Dose-escalated paclitaxel in 1-hour infusion with a fixed dose of cisplatin in previously untreated advanced ovarian cancer: a phase II trial of the Spanish Group for Ovarian Cancer.

This phase II trial was planned to study the efficacy and toxicity of a fixed dose of cisplatin plus paclitaxel (Taxol; Bristol-Myers Squibb Company, Princeton, NJ) given over 1 hour with intrapatient dose escalation. Patients with advanced epithelial ovarian cancer (stages IIB-IV); Eastern Cooperative Oncology Group performance status < or = 2; normal renal, liver, and bone marrow function; and evaluable residual disease after debulking surgery were accrued.

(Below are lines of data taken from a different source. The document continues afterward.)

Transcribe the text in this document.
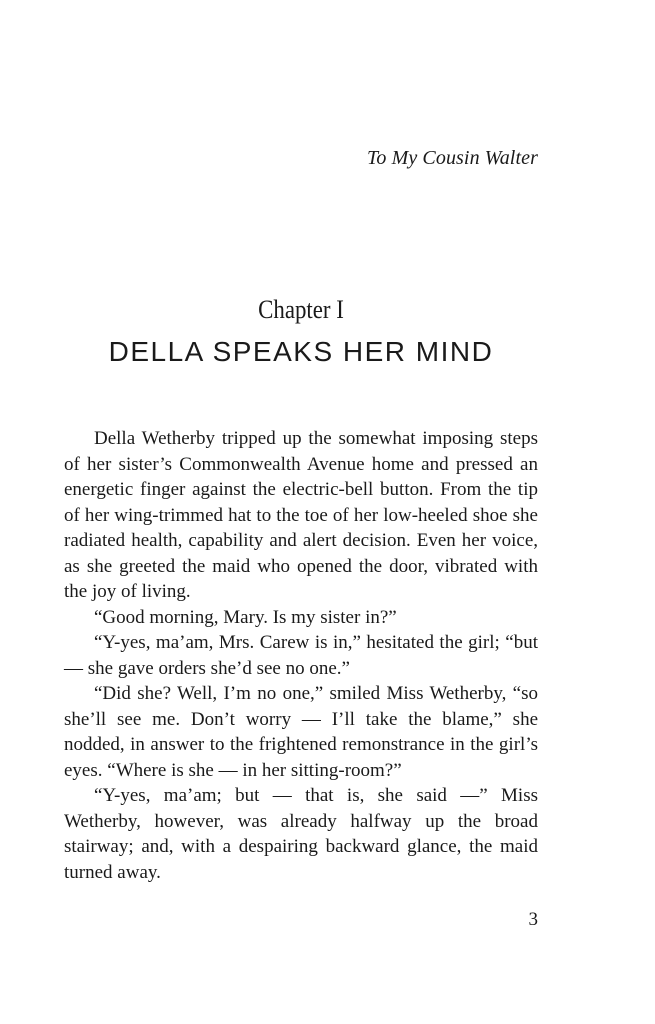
To My Cousin Walter
Chapter I
DELLA SPEAKS HER MIND

Della Wetherby tripped up the somewhat imposing steps of her sister’s Commonwealth Avenue home and pressed an energetic finger against the electric-bell button. From the tip of her wing-trimmed hat to the toe of her low-heeled shoe she radiated health, capability and alert decision. Even her voice, as she greeted the maid who opened the door, vibrated with the joy of living.

“Good morning, Mary. Is my sister in?”

“Y-yes, ma’am, Mrs. Carew is in,” hesitated the girl; “but — she gave orders she’d see no one.”

“Did she? Well, I’m no one,” smiled Miss Wetherby, “so she’ll see me. Don’t worry — I’ll take the blame,” she nodded, in answer to the frightened remonstrance in the girl’s eyes. “Where is she — in her sitting-room?”

“Y-yes, ma’am; but — that is, she said —” Miss Wetherby, however, was already halfway up the broad stairway; and, with a despairing backward glance, the maid turned away.

3
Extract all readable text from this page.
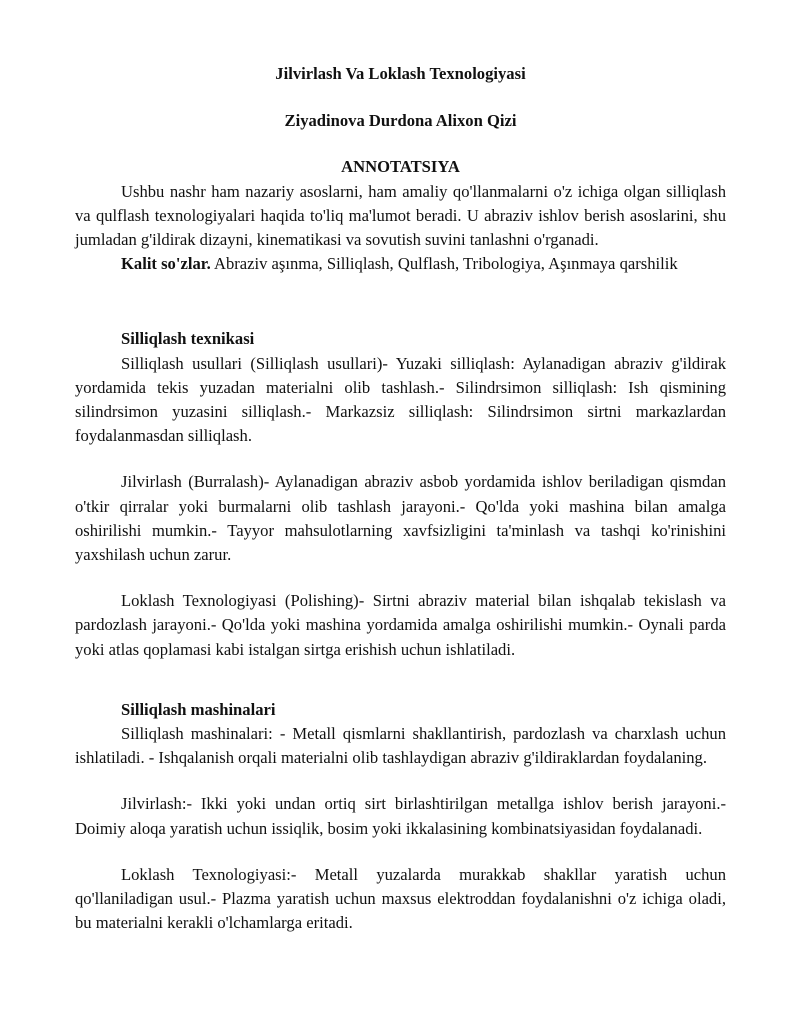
Jilvirlash Va Loklash Texnologiyasi
Ziyadinova Durdona Alixon Qizi
ANNOTATSIYA

Ushbu nashr ham nazariy asoslarni, ham amaliy qo'llanmalarni o'z ichiga olgan silliqlash va qulflash texnologiyalari haqida to'liq ma'lumot beradi. U abraziv ishlov berish asoslarini, shu jumladan g'ildirak dizayni, kinematikasi va sovutish suvini tanlashni o'rganadi.

Kalit so'zlar. Abraziv aşınma, Silliqlash, Qulflash, Tribologiya, Aşınmaya qarshilik

Silliqlash texnikasi

Silliqlash usullari (Silliqlash usullari)- Yuzaki silliqlash: Aylanadigan abraziv g'ildirak yordamida tekis yuzadan materialni olib tashlash.- Silindrsimon silliqlash: Ish qismining silindrsimon yuzasini silliqlash.- Markazsiz silliqlash: Silindrsimon sirtni markazlardan foydalanmasdan silliqlash.

Jilvirlash (Burralash)- Aylanadigan abraziv asbob yordamida ishlov beriladigan qismdan o'tkir qirralar yoki burmalarni olib tashlash jarayoni.- Qo'lda yoki mashina bilan amalga oshirilishi mumkin.- Tayyor mahsulotlarning xavfsizligini ta'minlash va tashqi ko'rinishini yaxshilash uchun zarur.

Loklash Texnologiyasi (Polishing)- Sirtni abraziv material bilan ishqalab tekislash va pardozlash jarayoni.- Qo'lda yoki mashina yordamida amalga oshirilishi mumkin.- Oynali parda yoki atlas qoplamasi kabi istalgan sirtga erishish uchun ishlatiladi.

Silliqlash mashinalari

Silliqlash mashinalari: - Metall qismlarni shakllantirish, pardozlash va charxlash uchun ishlatiladi. - Ishqalanish orqali materialni olib tashlaydigan abraziv g'ildiraklardan foydalaning.

Jilvirlash:- Ikki yoki undan ortiq sirt birlashtirilgan metallga ishlov berish jarayoni.- Doimiy aloqa yaratish uchun issiqlik, bosim yoki ikkalasining kombinatsiyasidan foydalanadi.

Loklash Texnologiyasi:- Metall yuzalarda murakkab shakllar yaratish uchun qo'llaniladigan usul.- Plazma yaratish uchun maxsus elektroddan foydalanishni o'z ichiga oladi, bu materialni kerakli o'lchamlarga eritadi.
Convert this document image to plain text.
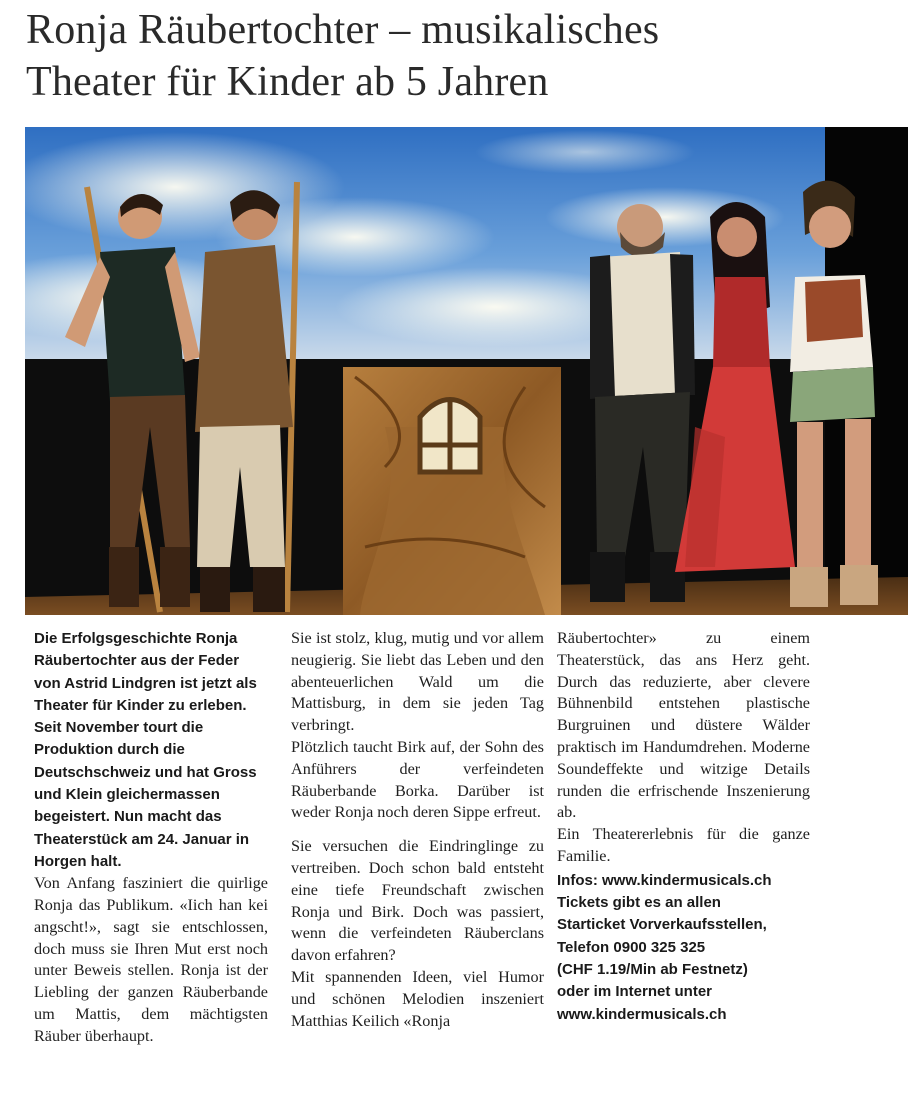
Ronja Räubertochter – musikalisches
Theater für Kinder ab 5 Jahren

Die Erfolgsgeschichte Ronja Räubertochter aus der Feder von Astrid Lindgren ist jetzt als Theater für Kinder zu erleben. Seit November tourt die Produktion durch die Deutschschweiz und hat Gross und Klein gleichermassen begeistert. Nun macht das Theaterstück am 24. Januar in Horgen halt.

Von Anfang fasziniert die quirlige Ronja das Publikum. «Iich han kei angscht!», sagt sie entschlossen, doch muss sie Ihren Mut erst noch unter Beweis stellen. Ronja ist der Liebling der ganzen Räuberbande um Mattis, dem mächtigsten Räuber überhaupt.

Sie ist stolz, klug, mutig und vor allem neugierig. Sie liebt das Leben und den abenteuerlichen Wald um die Mattisburg, in dem sie jeden Tag verbringt.

Plötzlich taucht Birk auf, der Sohn des Anführers der verfeindeten Räuberbande Borka. Darüber ist weder Ronja noch deren Sippe erfreut.

Sie versuchen die Eindringlinge zu vertreiben. Doch schon bald entsteht eine tiefe Freundschaft zwischen Ronja und Birk. Doch was passiert, wenn die verfeindeten Räuberclans davon erfahren?

Mit spannenden Ideen, viel Humor und schönen Melodien inszeniert Matthias Keilich «Ronja

Räubertochter» zu einem Theaterstück, das ans Herz geht. Durch das reduzierte, aber clevere Bühnenbild entstehen plastische Burgruinen und düstere Wälder praktisch im Handumdrehen. Moderne Soundeffekte und witzige Details runden die erfrischende Inszenierung ab.

Ein Theatererlebnis für die ganze Familie.

Infos: www.kindermusicals.ch
Tickets gibt es an allen
Starticket Vorverkaufsstellen,
Telefon 0900 325 325
(CHF 1.19/Min ab Festnetz)
oder im Internet unter
www.kindermusicals.ch
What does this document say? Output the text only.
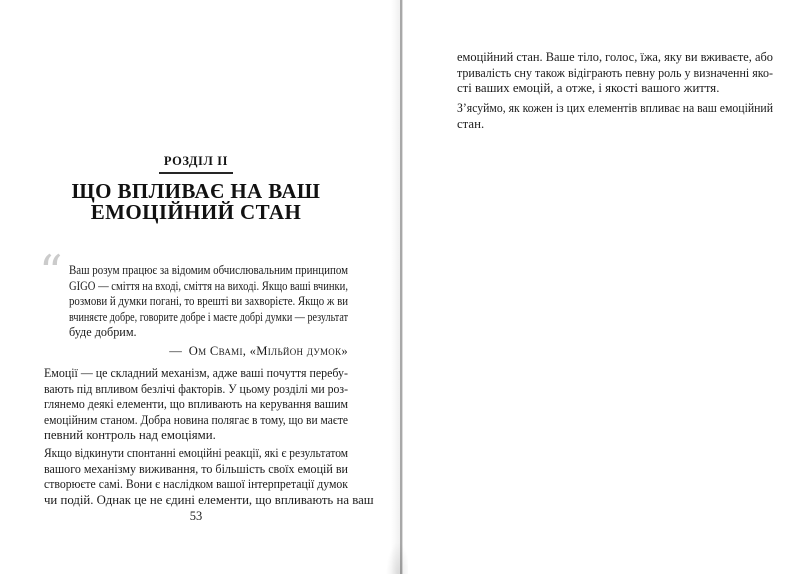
РОЗДІЛ II
ЩО ВПЛИВАЄ НА ВАШ
ЕМОЦІЙНИЙ СТАН
“ Ваш розум працює за відомим обчислювальним принципом
GIGO — сміття на вході, сміття на виході. Якщо ваші вчинки,
розмови й думки погані, то врешті ви захворієте. Якщо ж ви
вчиняєте добре, говорите добре і маєте добрі думки — результат
буде добрим.
— Ом Свамі, «Мільйон думок»
Емоції — це складний механізм, адже ваші почуття перебу-
вають під впливом безлічі факторів. У цьому розділі ми роз-
глянемо деякі елементи, що впливають на керування вашим
емоційним станом. Добра новина полягає в тому, що ви маєте
певний контроль над емоціями.
Якщо відкинути спонтанні емоційні реакції, які є результатом
вашого механізму виживання, то більшість своїх емоцій ви
створюєте самі. Вони є наслідком вашої інтерпретації думок
чи подій. Однак це не єдині елементи, що впливають на ваш
53
емоційний стан. Ваше тіло, голос, їжа, яку ви вживаєте, або
тривалість сну також відіграють певну роль у визначенні яко-
сті ваших емоцій, а отже, і якості вашого життя.
З’ясуймо, як кожен із цих елементів впливає на ваш емоційний
стан.
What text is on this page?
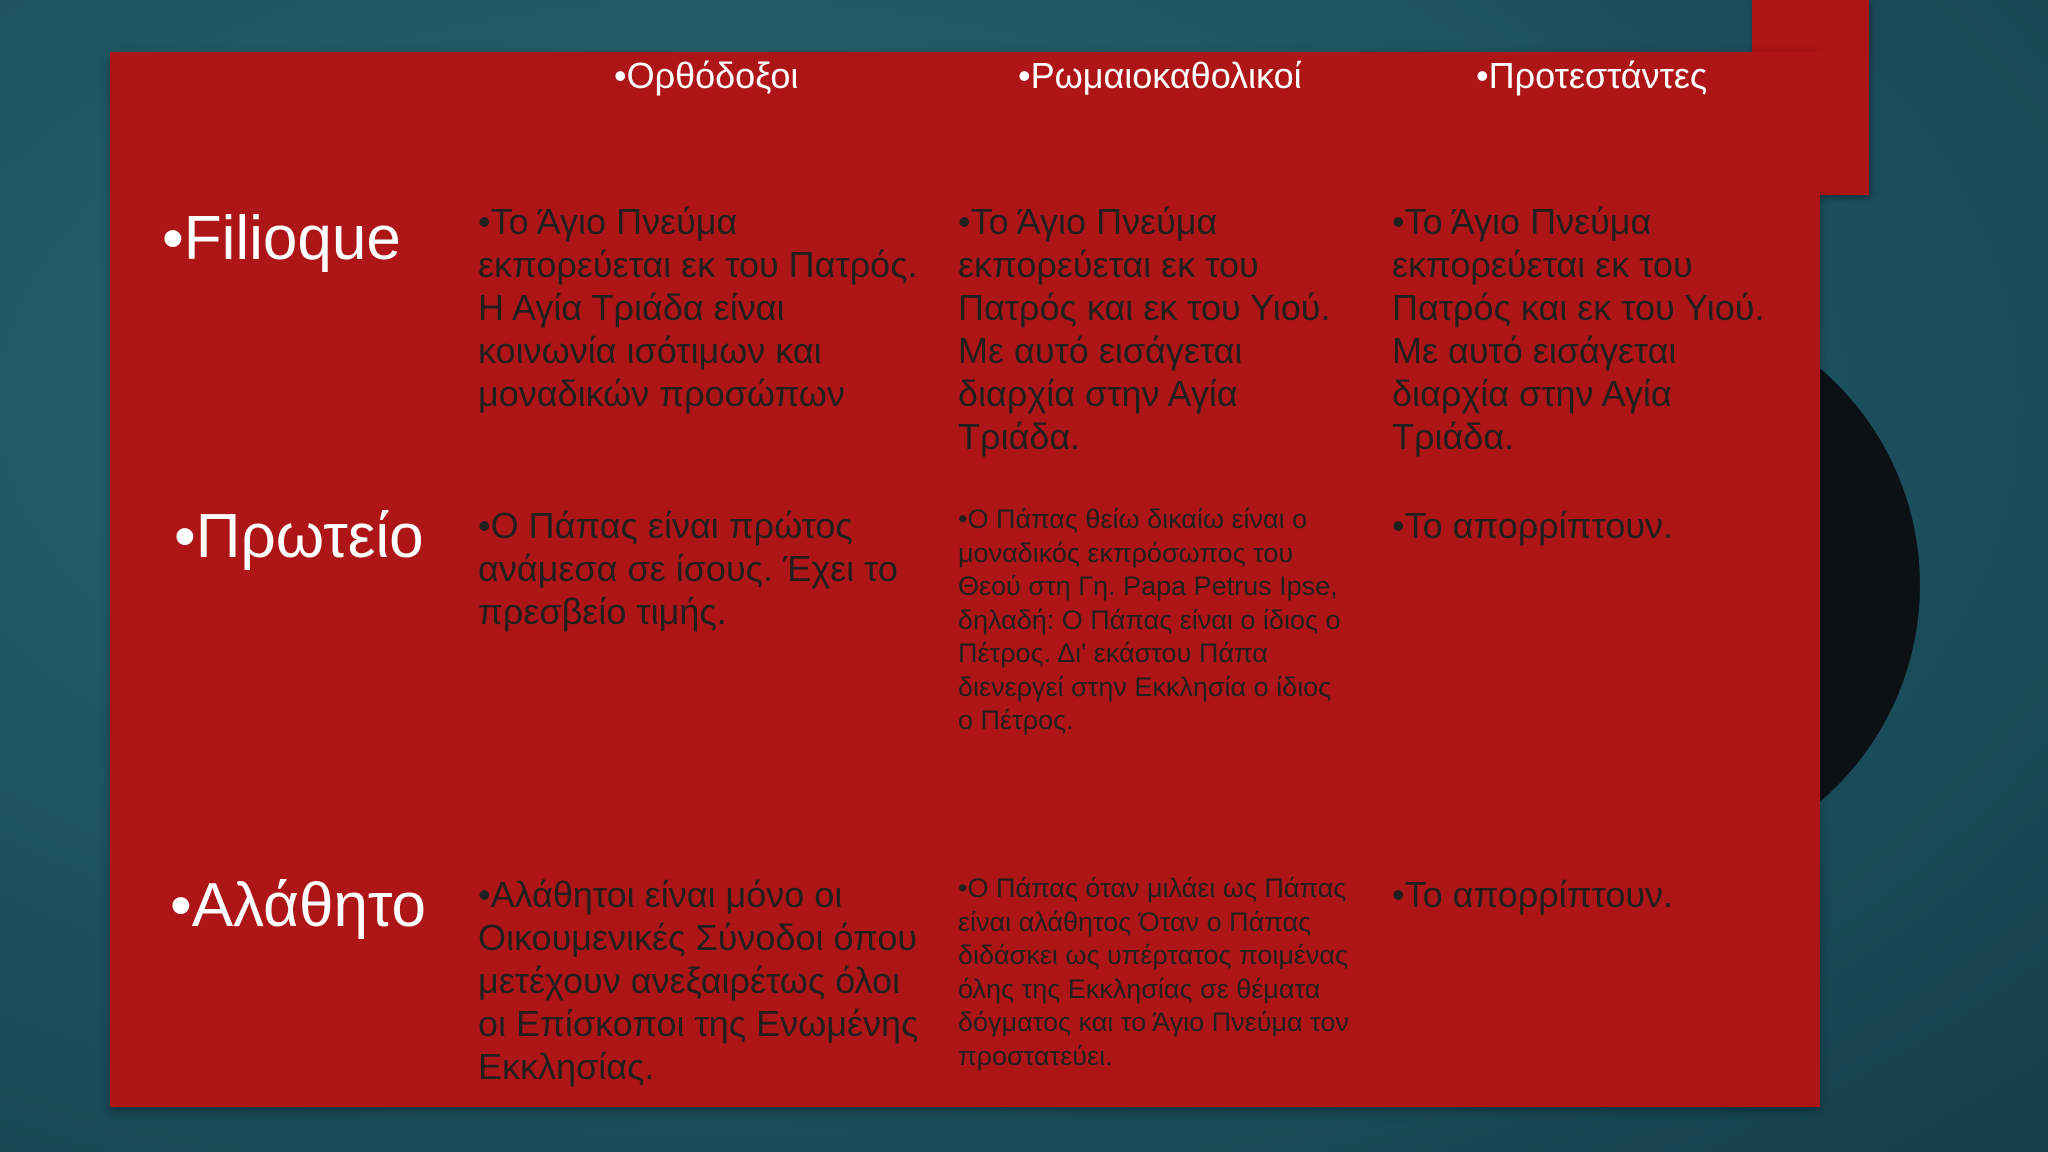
•Ορθόδοξοι	•Ρωμαιοκαθολικοί	•Προτεστάντες

•Filioque

•Πρωτείο

•Αλάθητο

•Το Άγιο Πνεύμα
εκπορεύεται εκ του Πατρός.
Η Αγία Τριάδα είναι
κοινωνία ισότιμων και
μοναδικών προσώπων

•Το Άγιο Πνεύμα
εκπορεύεται εκ του
Πατρός και εκ του Υιού.
Με αυτό εισάγεται
διαρχία στην Αγία
Τριάδα.

•Το Άγιο Πνεύμα
εκπορεύεται εκ του
Πατρός και εκ του Υιού.
Με αυτό εισάγεται
διαρχία στην Αγία
Τριάδα.

•Ο Πάπας είναι πρώτος
ανάμεσα σε ίσους. Έχει το
πρεσβείο τιμής.

•Ο Πάπας θείω δικαίω είναι ο
μοναδικός εκπρόσωπος του
Θεού στη Γη. Papa Petrus Ipse,
δηλαδή: Ο Πάπας είναι ο ίδιος ο
Πέτρος. Δι' εκάστου Πάπα
διενεργεί στην Εκκλησία ο ίδιος
ο Πέτρος.

•Το απορρίπτουν.

•Αλάθητοι είναι μόνο οι
Οικουμενικές Σύνοδοι όπου
μετέχουν ανεξαιρέτως όλοι
οι Επίσκοποι της Ενωμένης
Εκκλησίας.

•Ο Πάπας όταν μιλάει ως Πάπας
είναι αλάθητος Όταν ο Πάπας
διδάσκει ως υπέρτατος ποιμένας
όλης της Εκκλησίας σε θέματα
δόγματος και το Άγιο Πνεύμα τον
προστατεύει.

•Το απορρίπτουν.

Paclitaxel was given over 1-hour infusion and dose was escalated from 175 to 200 and 225 mg/m2 if nadir neutrophil counts were > or = 1000/microL, platelets were > or = 100,000/microL, and neurotoxicity was less than grade 2. Cisplatin was given after paclitaxel at a fixed dose of 80 mg/m2. Six courses at 3-week intervals were planned. From May 1995 to August 1996, 68 patients were entered. Paclitaxel could not be escalated in six patients, another six received up to 200 mg/m2, and 45 received 225 mg/m2. Three hundred seventy-five courses were given: 27.7% at 175 mg/m2, 19.2% at 200 mg/m2, and 53.1% at 225 mg/m2. All patients were evaluable for toxicity, and 67 were evaluable for response. Thirty-five patients had a complete clinical response (51.4%), 20 had a partial response (29.4%), six had stable disease (8.9%), and six progressed on therapy (8.9%). Overall response rate was 80.8 (95% confidence interval, 71.3% to 90.1%). Second-look laparotomy was performed in 32 patients, and 20 of them (62.5%) had a pathologic complete remission. Grade 3 or 4 neutropenia was seen in 26 patients (38%), but only one had fever. Severe thrombocytopenia was not seen. Peripheral neurotoxicity (grade 1, 39.7%; grade 2, 42.6%; and grade 3, 8.8%) was dose-limiting. It is too early to report on time to progression and survival, and these data are not yet available. This combination of cisplatin with escalating doses of paclitaxel is feasible and very active, but the high incidence of peripheral neurotoxicity may limit its use.